第2章では、賃上げや「スケールアップ」(=積極的かつ継続的に賃上げや投資に取り組める一定規模の企業に成長すること)の実現に向けた分析を行っています。過去10年間で約3社に1社がスケールアップを実現しており、スケールアップ企業は雇用拡大・従業者一人当たりの売上高や利益率を高める傾向にあります。スケール別の経営課題(=成長の壁)が存在するものの、人材育成やガバナンス強化・透明性の向上、経営計画策定等が「壁」の克服に有効と言えるでしょう。
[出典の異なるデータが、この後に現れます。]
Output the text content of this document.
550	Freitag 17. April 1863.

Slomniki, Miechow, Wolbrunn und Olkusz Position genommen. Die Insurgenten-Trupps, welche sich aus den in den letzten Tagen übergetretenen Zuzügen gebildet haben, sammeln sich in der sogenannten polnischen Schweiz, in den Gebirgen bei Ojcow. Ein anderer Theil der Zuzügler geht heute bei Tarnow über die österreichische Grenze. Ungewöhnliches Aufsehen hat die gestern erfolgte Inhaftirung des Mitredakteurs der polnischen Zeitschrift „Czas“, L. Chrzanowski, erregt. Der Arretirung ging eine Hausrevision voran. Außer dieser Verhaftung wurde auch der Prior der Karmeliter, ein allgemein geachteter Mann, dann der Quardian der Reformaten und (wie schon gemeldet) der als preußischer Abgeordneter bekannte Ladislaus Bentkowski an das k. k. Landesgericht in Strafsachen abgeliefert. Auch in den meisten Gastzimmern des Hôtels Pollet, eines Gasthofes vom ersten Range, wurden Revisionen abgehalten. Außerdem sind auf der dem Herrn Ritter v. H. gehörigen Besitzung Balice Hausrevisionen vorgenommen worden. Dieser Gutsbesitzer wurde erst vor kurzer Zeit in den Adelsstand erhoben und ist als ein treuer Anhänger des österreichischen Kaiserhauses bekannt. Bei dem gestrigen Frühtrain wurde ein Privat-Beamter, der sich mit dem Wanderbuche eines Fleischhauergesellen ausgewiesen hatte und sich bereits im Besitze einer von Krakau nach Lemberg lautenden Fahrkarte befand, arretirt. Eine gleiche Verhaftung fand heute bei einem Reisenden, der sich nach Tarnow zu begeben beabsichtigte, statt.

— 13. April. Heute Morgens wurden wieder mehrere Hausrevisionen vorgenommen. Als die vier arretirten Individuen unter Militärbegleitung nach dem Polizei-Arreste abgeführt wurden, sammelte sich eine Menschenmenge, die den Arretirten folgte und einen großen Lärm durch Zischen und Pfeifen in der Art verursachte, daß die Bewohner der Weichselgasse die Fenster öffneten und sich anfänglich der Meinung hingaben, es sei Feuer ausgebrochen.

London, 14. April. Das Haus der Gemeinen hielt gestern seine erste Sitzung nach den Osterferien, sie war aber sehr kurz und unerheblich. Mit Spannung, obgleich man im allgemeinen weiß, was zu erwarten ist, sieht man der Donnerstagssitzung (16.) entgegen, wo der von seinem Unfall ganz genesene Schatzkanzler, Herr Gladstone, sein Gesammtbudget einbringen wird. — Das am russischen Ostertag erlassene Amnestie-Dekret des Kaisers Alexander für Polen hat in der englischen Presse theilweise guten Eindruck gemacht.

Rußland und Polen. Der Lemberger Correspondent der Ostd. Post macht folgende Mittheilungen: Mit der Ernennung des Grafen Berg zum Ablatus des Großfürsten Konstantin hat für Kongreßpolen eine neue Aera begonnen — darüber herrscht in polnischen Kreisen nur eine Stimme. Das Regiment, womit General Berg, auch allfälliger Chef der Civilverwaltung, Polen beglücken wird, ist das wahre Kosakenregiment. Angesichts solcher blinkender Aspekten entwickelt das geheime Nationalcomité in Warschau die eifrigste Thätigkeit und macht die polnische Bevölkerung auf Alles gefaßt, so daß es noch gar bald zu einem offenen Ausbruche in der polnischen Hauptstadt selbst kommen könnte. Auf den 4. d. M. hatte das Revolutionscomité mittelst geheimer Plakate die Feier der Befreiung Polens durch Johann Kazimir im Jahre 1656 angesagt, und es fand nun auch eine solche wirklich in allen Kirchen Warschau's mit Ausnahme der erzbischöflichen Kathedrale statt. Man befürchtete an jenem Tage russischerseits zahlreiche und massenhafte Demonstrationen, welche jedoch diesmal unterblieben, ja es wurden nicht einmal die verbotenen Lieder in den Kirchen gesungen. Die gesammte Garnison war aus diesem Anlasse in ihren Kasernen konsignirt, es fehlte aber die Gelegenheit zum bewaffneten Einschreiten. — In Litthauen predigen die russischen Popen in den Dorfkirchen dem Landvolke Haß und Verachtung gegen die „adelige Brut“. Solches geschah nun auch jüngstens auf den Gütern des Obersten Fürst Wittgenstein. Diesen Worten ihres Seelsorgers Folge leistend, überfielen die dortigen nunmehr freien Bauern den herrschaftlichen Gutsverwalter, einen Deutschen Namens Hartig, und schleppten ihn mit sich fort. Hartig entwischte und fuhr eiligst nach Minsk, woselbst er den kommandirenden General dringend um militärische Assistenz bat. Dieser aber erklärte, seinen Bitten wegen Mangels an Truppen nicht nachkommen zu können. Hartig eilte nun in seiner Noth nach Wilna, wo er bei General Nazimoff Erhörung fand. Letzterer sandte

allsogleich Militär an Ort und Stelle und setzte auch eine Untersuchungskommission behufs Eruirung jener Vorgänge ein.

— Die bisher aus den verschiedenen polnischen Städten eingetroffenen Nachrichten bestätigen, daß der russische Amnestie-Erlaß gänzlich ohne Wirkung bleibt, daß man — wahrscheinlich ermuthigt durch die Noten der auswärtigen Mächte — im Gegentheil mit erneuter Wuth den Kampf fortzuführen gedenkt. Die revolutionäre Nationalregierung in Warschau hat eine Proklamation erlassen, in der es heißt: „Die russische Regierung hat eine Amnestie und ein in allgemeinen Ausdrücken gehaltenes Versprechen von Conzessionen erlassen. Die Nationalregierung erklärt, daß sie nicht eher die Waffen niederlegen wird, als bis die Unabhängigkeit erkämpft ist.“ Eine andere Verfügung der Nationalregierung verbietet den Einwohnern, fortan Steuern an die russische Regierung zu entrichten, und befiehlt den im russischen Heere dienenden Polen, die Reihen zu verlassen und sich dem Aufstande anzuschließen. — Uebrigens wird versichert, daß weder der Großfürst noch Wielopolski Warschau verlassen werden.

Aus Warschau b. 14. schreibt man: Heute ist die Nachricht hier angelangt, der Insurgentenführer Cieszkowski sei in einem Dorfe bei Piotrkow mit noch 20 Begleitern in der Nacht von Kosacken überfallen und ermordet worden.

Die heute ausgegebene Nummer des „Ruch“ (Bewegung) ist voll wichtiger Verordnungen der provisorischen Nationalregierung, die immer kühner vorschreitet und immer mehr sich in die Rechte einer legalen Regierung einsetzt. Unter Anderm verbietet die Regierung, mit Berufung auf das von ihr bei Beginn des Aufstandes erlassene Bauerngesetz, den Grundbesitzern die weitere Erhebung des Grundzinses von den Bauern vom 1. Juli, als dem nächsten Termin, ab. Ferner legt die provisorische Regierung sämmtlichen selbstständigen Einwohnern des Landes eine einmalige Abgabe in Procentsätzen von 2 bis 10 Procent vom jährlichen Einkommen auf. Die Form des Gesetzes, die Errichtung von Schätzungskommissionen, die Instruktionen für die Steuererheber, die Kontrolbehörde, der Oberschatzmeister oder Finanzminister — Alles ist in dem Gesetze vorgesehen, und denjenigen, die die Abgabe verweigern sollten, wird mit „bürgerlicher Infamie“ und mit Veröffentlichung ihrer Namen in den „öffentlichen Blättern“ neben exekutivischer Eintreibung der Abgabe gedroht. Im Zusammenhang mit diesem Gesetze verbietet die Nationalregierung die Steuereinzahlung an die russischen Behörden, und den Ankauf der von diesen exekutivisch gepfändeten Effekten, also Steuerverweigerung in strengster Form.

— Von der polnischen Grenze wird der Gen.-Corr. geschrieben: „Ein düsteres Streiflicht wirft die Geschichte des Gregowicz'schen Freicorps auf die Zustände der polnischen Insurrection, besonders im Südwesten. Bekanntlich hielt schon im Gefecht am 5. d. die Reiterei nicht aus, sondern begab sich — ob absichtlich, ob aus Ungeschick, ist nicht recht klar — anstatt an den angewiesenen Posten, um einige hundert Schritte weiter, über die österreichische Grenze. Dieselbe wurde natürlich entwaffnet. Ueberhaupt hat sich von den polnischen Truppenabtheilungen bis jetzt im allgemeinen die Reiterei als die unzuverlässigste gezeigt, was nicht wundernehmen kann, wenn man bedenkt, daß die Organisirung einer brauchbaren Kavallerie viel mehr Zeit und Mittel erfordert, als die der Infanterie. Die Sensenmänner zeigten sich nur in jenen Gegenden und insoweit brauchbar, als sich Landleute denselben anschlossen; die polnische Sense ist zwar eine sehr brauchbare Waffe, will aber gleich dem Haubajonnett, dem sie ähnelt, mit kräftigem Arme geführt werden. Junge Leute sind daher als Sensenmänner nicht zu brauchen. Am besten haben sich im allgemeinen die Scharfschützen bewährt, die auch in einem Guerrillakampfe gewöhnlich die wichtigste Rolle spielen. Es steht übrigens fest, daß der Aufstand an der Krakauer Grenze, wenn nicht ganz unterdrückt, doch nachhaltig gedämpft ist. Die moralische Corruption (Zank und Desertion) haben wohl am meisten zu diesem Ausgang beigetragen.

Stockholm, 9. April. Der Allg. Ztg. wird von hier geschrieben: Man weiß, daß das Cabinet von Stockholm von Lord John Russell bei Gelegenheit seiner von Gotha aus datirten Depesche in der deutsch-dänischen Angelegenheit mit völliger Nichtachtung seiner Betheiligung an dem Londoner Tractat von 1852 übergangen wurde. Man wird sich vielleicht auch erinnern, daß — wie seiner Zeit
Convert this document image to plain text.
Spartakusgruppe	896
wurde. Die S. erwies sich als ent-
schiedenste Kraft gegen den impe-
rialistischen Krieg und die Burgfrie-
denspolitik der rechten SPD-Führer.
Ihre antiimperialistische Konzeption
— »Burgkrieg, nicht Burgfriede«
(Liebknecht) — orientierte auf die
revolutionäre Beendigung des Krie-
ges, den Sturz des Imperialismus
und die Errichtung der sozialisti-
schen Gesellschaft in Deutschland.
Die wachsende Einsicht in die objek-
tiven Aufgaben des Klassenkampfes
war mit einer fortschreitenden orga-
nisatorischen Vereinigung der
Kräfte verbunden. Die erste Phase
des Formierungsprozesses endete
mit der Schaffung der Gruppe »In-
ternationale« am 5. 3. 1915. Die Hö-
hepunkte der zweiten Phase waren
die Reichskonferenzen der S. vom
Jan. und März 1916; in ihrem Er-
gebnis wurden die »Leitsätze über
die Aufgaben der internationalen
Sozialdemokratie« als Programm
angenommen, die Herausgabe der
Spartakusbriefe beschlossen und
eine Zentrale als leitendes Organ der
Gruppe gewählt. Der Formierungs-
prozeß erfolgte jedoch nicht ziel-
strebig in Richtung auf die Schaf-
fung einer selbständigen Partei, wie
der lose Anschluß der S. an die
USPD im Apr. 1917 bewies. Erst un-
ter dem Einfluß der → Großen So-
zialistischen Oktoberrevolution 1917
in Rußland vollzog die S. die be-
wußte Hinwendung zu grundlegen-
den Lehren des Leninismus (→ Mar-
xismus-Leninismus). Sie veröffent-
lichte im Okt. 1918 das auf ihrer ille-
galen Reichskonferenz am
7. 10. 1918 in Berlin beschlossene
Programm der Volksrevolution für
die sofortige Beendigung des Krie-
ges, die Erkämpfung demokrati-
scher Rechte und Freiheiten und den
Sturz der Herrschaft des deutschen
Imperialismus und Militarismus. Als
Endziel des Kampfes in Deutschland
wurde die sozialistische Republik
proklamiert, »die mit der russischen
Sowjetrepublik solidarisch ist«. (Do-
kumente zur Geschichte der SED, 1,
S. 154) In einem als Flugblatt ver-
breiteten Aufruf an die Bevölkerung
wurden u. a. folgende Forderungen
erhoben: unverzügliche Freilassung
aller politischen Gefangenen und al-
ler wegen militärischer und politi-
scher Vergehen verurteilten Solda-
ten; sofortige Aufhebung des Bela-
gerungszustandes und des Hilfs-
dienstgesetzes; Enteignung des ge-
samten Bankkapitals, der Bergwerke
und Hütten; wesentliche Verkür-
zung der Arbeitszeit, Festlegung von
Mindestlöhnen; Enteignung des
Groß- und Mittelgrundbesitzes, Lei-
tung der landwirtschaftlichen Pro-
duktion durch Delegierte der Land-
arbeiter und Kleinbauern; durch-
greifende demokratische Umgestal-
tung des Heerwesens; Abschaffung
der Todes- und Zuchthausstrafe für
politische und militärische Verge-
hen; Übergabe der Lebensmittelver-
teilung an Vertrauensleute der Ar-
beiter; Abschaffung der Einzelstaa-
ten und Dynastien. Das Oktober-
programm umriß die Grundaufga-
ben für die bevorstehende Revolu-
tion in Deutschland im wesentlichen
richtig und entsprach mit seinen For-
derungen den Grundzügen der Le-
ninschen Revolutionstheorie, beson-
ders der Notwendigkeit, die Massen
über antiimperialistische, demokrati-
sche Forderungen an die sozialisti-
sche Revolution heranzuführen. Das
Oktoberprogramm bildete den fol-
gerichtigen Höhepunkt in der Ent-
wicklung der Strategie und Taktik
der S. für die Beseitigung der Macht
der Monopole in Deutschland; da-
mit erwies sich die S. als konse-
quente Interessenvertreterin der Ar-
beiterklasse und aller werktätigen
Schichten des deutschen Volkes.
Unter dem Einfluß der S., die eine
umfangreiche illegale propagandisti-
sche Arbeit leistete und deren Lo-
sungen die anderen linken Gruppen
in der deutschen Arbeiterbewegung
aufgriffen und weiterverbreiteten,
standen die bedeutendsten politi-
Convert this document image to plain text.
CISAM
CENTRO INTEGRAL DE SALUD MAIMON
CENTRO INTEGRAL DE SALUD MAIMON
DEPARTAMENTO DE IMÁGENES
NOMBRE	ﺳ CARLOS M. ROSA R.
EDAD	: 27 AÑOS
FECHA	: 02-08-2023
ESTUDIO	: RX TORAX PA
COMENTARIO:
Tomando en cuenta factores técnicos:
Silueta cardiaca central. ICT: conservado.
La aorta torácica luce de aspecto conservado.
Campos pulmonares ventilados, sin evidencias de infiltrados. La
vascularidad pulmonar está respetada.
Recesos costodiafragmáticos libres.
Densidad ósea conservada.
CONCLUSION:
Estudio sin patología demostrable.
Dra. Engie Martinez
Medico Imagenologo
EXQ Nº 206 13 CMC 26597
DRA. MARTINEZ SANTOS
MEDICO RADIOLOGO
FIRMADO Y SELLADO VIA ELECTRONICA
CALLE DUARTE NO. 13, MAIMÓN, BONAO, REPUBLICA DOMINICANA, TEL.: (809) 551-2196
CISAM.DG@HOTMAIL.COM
また、設備投資やM&A、研究開発・イノベーション、輸出といった投資行動はスケールアップに有効と考えられ、特にM&A(「中小企業の成長経営の実現に向けた研究会」は、M&Aは人材確保にも有効と指摘する)や、スケールが小さい段階からの輸出が有効であるとの見方が示されています。
小規模企業白書 第2部
経営力を高める小規模事業者の持続的発展と地域貢献
第1章では、特に人口減少が進む地方圏で地域に根ざした事業を実施しており、地域住民の生活を支えるとともに、個性豊かな地域社会の形成に寄与することが期待される小規模事業者が抱える課題に言及しています。小規模事業者の経営力を向上させるためには、差別化による販路拡大や経営管理強化(人材確保、価格設定等)、経営計画策定・運用(※約6割が未策定)が重要となることを示唆しています。また、地域経済の成長・発展には、とりわけ地域とのつながりが強い小規模事業者の持続的な発展が不可欠であり、地域経済の重要な担い手として事業承継や起業が期待されるものの、資金等に課題を抱える起業関心層が多い現状が示されました。地域資源の活用や社会課題解決への取り組みは、業績向上に繋がる可能性が高いと言えるでしょう。
第2章では、支援機関(=商工会や商工会議所、税理士等の士業、コンサルタント等)の活用が事業者の業績・集客力向上に繋がると考えられることに言及しています。支援機関による伴走支援も浸透していますが、相談員不足やノウハウ蓄積が課題となっています。支援の質向上には、機関同士の連携や相談員の能力開発が重要ですが、連携するにあたっての仕組み整備や相互理解が課題と言えそうです。
まとめ
2025年版中小企業白書・小規模企業白書は、中小企業・小規模事業者が直面する複合的かつ構造的な困難に関する現状を正確に把握し、経営戦略の根本的な転換を図ることの重要性に言及しています。中小企業や小規模事業者が様々な課題を乗り越えるための具体的な指針が白書には詰まっており、白書による分析と提言は、先行きの不透明な時代における経営の方向性を考える上で重要な道標となりそうです。